We are now at a moment of credibility for the OECD Anti-Bribery Convention. Italy has clearly and consciously failed to
respond to the Working Group’s recommendations to bring the country back in line with the convention. A level playing field
no longer exists, to the detriment of all signatory countries including the US. In a world where governments are increasingly
inclined to protect their companies, even in the worst cases of violations of applicable legal norms, such a development may
turn into a real disaster for the basic principles of non-corrupt and fair international business, which the US sought to defend
by launching the idea of the convention following the adoption of the FCPA at the national level.
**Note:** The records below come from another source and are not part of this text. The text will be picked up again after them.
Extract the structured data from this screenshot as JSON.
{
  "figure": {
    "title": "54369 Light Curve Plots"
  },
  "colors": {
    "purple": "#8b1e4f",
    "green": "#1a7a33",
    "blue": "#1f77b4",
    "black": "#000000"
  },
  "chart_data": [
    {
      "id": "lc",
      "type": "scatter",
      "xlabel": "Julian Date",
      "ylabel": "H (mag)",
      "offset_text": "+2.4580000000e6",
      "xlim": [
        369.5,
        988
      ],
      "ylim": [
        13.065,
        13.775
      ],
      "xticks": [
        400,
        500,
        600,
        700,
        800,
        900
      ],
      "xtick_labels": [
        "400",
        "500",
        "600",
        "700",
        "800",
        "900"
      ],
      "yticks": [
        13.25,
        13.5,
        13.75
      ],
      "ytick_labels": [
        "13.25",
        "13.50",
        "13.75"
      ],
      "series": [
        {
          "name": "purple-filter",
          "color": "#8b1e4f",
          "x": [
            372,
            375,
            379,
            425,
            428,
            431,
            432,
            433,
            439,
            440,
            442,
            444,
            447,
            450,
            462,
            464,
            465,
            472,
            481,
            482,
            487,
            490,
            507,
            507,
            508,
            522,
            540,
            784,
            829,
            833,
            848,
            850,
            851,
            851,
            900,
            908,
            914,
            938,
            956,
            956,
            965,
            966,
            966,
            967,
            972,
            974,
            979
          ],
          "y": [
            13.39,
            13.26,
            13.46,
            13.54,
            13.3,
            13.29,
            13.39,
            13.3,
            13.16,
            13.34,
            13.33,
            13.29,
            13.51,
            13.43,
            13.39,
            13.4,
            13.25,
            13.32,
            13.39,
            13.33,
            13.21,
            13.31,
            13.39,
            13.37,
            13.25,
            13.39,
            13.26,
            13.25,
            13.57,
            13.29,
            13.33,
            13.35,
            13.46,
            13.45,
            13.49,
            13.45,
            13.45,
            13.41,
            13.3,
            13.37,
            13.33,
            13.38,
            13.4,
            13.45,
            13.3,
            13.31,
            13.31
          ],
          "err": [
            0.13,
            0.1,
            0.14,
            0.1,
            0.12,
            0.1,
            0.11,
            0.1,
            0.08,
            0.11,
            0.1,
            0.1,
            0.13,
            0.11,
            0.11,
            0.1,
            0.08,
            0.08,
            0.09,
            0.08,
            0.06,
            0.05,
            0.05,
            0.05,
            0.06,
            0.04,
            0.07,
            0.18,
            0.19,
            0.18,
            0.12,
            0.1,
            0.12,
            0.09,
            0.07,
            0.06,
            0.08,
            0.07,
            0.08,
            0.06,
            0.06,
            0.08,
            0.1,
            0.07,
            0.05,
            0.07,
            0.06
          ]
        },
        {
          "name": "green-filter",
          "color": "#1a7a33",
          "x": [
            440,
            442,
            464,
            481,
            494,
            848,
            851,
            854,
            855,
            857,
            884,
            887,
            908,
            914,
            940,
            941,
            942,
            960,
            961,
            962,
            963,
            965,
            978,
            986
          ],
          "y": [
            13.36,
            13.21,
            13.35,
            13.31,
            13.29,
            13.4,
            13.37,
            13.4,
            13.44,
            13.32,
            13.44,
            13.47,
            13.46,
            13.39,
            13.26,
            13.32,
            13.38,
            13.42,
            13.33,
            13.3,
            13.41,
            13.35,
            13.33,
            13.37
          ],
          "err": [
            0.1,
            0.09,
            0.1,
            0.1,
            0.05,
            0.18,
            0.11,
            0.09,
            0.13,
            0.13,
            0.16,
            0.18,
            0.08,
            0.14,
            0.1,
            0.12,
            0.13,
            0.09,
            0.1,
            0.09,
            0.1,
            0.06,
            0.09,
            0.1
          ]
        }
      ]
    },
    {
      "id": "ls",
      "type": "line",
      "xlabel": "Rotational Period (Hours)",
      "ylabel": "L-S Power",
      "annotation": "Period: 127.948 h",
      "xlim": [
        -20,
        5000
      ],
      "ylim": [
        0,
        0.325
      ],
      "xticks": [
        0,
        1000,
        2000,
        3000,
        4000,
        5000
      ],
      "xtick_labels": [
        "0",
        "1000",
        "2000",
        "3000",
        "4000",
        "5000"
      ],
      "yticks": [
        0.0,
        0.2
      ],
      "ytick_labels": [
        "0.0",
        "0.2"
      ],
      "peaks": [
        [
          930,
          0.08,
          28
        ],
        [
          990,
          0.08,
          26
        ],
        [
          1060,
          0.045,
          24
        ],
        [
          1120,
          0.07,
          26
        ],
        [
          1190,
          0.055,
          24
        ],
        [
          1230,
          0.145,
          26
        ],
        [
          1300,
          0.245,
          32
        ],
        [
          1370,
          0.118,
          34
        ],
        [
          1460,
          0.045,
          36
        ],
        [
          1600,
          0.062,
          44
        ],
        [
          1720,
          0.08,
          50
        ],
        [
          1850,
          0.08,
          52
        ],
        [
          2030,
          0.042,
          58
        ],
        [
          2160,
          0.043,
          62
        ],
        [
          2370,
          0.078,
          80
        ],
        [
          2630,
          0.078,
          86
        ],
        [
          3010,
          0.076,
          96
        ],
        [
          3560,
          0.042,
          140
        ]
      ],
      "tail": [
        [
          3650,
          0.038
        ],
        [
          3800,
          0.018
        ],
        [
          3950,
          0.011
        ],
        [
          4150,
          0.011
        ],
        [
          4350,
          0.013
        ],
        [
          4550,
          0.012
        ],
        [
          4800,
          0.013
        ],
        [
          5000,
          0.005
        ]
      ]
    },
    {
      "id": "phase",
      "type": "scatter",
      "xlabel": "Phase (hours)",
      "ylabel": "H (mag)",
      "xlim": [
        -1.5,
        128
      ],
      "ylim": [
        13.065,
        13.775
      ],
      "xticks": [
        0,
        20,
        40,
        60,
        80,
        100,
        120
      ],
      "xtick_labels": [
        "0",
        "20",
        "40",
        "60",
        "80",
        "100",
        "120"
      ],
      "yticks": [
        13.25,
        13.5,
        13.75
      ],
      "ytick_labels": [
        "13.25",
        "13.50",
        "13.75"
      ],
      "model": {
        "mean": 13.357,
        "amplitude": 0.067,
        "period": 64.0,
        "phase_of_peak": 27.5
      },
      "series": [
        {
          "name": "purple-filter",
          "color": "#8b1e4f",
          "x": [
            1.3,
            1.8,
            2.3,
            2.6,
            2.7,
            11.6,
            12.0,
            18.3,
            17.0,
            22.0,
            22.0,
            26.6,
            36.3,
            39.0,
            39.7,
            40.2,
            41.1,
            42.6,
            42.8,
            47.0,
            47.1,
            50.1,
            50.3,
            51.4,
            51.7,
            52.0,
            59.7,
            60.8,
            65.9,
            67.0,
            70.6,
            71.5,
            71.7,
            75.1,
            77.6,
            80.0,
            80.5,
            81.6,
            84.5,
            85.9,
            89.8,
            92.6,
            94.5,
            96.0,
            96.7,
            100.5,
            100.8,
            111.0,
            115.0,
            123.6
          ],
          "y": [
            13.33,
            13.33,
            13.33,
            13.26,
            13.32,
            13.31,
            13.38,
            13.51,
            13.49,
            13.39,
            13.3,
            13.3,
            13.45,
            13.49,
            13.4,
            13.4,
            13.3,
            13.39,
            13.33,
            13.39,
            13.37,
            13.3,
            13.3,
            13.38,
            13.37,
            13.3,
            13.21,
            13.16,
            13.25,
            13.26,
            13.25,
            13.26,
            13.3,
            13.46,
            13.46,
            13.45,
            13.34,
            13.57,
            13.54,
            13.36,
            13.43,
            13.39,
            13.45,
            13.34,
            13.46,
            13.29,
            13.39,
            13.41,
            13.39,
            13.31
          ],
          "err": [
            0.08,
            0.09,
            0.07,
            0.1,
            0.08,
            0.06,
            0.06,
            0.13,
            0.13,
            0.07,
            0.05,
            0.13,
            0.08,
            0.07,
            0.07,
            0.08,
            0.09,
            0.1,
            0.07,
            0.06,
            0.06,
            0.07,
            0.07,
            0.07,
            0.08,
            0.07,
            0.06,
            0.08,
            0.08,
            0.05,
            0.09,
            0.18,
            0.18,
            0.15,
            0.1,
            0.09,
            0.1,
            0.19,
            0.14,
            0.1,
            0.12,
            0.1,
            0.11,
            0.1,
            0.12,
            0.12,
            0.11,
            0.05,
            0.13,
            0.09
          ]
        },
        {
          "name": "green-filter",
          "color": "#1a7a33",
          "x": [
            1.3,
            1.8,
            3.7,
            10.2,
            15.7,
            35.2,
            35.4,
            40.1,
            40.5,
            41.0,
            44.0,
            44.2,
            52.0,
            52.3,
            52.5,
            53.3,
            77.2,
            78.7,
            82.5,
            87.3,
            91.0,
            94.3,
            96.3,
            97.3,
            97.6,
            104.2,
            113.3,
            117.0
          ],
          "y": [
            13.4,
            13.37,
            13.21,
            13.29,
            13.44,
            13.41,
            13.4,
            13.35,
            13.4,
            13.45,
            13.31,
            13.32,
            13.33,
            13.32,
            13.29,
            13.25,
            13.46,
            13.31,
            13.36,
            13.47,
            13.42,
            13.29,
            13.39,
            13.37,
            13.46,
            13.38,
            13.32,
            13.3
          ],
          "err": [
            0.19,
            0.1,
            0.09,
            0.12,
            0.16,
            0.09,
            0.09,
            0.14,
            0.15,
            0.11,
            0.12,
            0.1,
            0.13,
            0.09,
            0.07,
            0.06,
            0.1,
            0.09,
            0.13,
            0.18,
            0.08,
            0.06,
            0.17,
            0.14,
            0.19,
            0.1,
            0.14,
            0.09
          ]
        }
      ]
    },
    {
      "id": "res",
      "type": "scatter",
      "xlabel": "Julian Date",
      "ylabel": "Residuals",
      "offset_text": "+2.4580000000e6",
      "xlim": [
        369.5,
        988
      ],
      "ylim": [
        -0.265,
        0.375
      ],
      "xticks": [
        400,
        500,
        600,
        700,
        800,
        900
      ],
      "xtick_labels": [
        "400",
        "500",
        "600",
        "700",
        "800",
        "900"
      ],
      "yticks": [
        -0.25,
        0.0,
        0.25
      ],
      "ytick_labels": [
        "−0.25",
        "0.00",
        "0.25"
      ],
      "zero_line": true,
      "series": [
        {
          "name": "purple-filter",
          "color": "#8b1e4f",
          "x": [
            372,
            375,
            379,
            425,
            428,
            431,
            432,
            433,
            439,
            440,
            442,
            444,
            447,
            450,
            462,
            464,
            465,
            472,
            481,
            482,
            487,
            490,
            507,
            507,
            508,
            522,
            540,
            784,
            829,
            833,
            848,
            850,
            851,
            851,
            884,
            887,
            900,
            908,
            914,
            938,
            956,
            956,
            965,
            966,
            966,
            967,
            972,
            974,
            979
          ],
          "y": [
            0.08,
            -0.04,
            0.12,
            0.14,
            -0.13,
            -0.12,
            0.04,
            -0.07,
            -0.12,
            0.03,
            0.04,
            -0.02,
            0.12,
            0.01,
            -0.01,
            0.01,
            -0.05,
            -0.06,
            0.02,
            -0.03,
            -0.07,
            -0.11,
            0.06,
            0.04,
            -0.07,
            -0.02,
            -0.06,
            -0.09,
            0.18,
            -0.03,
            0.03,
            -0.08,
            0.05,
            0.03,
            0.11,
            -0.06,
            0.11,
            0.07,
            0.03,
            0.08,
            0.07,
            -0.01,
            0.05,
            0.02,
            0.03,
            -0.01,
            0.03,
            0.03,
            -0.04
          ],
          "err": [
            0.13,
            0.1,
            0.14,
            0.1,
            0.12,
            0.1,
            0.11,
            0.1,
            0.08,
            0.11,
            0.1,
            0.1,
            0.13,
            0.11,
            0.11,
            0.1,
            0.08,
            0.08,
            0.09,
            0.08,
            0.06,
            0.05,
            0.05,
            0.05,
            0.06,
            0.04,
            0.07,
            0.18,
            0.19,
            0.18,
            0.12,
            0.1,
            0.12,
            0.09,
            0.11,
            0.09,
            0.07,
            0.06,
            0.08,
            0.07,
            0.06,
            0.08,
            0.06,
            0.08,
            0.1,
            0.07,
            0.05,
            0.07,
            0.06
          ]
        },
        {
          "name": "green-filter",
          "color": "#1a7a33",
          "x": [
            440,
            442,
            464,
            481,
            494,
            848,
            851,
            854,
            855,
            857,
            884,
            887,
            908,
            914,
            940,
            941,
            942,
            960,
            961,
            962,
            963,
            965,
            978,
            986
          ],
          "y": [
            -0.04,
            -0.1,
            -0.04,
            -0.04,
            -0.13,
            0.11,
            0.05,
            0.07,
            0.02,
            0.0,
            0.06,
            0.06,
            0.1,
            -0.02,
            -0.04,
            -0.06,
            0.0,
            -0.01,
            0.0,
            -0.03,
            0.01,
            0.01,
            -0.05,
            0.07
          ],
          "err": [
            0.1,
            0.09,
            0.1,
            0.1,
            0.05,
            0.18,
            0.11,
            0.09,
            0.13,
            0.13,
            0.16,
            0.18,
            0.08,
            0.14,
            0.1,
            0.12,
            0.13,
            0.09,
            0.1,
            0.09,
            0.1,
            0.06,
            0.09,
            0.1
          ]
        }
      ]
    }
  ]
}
Therefore, I offer two recommendations. First, the OECD Working Group on Bribery must consider taking measures to hold
Italy responsible for its continuous post-2022 report failings, and it must inquire whether the targeting of the OPL 245
prosecutors constitutes unlawful political interference. Second, in order to ensure justice, I call on the US Department of
Justice to re-open its suspended investigation of the OPL 245 case – it still has jurisdiction to do so.